🎲 [GRPO] Shuffle mini batches #3391

edbeeching · 2025-04-29T14:36:52Z

This PR adds minibatch shuffling to ensure that the prompts are not ordered before the effective batch is split into chunks.

…inibatches

HuggingFaceDocBuilderDev · 2025-04-29T14:41:39Z

The docs for this PR live here. All of your documentation changes will be reflected on that endpoint. The docs are available until 30 days after the last update.

shirinyamani · 2025-04-29T16:41:08Z

Im sure this shuffling prompt. still guarantees that prompts-completions are aligned, right?
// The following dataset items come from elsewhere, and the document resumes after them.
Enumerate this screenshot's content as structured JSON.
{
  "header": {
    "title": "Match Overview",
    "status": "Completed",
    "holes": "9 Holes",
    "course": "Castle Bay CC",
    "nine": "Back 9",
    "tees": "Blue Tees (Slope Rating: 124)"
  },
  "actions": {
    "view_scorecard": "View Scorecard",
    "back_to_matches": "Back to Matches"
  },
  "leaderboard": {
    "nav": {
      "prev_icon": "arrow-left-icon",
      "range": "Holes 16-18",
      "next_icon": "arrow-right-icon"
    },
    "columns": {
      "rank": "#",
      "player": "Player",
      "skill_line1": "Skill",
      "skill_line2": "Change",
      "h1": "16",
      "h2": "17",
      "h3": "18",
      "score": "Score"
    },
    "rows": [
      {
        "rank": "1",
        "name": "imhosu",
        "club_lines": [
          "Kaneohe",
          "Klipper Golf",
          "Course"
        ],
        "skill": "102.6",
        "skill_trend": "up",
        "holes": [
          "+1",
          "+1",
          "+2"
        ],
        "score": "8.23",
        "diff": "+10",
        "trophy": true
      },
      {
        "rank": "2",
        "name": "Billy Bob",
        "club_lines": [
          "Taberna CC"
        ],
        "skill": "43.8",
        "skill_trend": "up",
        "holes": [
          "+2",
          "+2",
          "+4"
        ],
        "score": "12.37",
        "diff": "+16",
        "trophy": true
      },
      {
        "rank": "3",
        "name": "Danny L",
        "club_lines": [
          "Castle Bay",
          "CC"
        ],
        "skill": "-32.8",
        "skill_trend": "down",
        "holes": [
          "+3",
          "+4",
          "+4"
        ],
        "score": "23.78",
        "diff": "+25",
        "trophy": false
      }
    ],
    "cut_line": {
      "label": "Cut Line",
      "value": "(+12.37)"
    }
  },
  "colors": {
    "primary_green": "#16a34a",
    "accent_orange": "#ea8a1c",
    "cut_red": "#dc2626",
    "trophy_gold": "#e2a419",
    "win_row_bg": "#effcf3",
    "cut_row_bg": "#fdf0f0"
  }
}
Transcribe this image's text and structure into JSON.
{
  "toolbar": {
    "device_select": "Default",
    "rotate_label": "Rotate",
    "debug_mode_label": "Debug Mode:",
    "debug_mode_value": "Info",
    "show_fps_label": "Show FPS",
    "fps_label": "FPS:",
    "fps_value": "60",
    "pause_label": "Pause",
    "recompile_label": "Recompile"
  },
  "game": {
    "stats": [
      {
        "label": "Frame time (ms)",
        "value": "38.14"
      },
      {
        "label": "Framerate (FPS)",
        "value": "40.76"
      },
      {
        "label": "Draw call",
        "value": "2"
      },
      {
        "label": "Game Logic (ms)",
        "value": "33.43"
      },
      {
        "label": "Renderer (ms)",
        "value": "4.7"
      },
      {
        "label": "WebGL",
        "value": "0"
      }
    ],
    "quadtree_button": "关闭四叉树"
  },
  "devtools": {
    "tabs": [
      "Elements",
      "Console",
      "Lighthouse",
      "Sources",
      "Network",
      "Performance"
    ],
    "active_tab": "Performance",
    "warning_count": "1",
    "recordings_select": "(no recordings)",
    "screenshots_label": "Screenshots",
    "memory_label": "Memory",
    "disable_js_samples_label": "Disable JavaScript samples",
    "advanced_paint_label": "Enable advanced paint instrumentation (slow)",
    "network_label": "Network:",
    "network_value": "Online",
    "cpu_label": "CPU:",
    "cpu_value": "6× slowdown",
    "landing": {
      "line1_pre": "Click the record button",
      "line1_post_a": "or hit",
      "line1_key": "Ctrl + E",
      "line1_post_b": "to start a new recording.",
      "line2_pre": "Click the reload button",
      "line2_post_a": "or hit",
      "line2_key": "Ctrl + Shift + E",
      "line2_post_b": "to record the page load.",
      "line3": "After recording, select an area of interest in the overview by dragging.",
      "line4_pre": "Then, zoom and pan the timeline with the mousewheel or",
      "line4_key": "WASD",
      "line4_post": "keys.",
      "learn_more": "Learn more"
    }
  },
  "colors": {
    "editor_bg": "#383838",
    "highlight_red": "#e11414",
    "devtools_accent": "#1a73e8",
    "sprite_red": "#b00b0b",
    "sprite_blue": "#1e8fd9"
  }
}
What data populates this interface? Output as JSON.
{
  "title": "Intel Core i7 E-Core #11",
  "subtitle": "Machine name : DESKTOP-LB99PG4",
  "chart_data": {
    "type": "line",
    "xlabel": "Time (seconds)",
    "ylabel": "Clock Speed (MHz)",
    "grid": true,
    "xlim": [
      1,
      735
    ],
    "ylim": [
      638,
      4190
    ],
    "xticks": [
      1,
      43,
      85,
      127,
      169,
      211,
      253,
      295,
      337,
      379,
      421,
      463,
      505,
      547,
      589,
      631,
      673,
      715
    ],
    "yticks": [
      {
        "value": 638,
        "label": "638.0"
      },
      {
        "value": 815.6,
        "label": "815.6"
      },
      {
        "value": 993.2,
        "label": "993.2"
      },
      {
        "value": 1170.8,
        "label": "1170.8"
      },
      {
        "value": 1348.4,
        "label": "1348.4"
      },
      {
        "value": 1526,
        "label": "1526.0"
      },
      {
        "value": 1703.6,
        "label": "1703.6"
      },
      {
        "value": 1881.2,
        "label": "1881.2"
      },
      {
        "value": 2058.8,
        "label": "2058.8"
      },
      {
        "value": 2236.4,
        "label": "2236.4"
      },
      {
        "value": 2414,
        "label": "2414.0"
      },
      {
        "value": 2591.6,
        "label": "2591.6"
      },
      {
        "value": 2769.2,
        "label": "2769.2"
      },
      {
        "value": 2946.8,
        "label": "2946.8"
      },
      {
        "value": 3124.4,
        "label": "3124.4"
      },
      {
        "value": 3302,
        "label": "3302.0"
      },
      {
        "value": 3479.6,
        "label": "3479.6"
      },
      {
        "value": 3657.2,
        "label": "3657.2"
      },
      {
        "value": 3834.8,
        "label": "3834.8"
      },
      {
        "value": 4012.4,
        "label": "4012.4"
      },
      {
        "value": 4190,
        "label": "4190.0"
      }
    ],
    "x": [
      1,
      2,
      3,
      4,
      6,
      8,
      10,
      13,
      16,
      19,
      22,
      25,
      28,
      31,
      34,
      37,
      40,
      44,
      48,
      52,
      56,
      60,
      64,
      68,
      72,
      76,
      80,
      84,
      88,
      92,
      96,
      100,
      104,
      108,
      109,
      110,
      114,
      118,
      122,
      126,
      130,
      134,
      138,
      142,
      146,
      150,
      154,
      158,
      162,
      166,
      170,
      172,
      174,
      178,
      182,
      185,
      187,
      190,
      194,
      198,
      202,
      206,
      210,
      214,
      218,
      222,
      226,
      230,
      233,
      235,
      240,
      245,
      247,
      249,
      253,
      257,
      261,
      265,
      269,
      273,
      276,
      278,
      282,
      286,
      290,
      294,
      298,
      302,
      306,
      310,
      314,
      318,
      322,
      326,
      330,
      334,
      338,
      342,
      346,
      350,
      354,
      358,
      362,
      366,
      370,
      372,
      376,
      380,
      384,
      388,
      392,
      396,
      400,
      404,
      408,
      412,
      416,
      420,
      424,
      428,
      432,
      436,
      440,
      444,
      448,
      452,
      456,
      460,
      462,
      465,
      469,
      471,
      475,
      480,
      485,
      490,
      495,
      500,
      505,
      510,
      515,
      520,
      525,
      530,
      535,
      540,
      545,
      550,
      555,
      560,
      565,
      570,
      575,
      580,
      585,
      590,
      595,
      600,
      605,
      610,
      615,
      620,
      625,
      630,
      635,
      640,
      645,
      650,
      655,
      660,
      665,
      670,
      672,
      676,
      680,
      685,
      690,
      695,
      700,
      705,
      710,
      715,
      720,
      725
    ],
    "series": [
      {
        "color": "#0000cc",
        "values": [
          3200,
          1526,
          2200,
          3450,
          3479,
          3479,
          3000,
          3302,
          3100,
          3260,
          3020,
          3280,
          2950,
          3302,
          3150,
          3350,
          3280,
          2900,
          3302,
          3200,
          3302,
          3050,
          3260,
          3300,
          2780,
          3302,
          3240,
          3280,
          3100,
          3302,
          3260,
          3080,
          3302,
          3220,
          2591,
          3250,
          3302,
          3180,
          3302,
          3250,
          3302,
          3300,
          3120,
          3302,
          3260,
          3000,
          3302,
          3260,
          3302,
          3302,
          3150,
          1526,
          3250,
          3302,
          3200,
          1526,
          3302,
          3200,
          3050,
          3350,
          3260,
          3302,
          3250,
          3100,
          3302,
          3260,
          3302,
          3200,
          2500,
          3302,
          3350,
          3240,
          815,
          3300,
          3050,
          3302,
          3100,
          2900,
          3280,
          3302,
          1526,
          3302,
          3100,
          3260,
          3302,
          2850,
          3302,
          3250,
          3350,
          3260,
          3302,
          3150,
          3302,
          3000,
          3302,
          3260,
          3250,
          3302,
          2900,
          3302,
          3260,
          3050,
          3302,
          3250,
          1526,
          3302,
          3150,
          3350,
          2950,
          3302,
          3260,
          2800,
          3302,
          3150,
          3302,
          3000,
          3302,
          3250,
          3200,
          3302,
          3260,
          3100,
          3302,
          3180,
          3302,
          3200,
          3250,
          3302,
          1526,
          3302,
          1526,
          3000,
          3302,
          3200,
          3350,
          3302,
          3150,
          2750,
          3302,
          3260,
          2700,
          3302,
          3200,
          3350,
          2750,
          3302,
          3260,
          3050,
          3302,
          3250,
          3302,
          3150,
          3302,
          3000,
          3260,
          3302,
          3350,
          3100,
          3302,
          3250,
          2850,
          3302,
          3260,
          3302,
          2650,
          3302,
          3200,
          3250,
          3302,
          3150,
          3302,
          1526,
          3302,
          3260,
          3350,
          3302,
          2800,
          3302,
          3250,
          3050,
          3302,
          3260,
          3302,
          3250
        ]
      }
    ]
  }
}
trl/trainer/grpo_trainer.py

qgallouedec

Looks good to me. To keep a detailed changelog, please either merge now to main (it should be possible), or wait for the other PR to be merged (but don't merge into the other branch)

lewtun

LGTM but would love to see shuffle_tensor_dict() unit tested since it's somewhat critical for training

edbeeching · 2025-04-30T07:01:28Z

LGTM but would love to see shuffle_tensor_dict() unit tested since it's somewhat critical for training

Sure, I will also add some tests for split tensor dict as I did not find any

Co-authored-by: Quentin Gallouédec <[email protected]>

…ibatches generated (#3396)

…l into grpo-shuffle-mini-batches

HaleyCH · 2025-05-30T06:27:37Z

This PR doesn't work correctly when my inputs contain non-Tensor inputs. Specifically, I'm passing a List[Tuple[int, int]] in the inputs for interpolation because torch.nn.functional.interpolate only supports size inputs of type int or Tuple[int] or Tuple[int, int] or Tuple[int, int, int].
Converting the size in inputs to a Tensor and then converting it back feels a bit less elegant for my use case. Do you have any plans to support inputs containing non-Tensor elements?🥰

qgallouedec · 2025-05-30T06:31:58Z

You work with a fork on your specific use-case, right? because _prepare_input isn't part of the public API

HaleyCH · 2025-05-30T07:02:19Z

You work with a fork on your specific use-case, right? because _prepare_input isn't part of the public API

Thanks for your reply. Yes, for the purpose of training a LISA-like model architecture using GRPO, I inherited trl.trainer.GRPOTrainer and overrode some of its functions.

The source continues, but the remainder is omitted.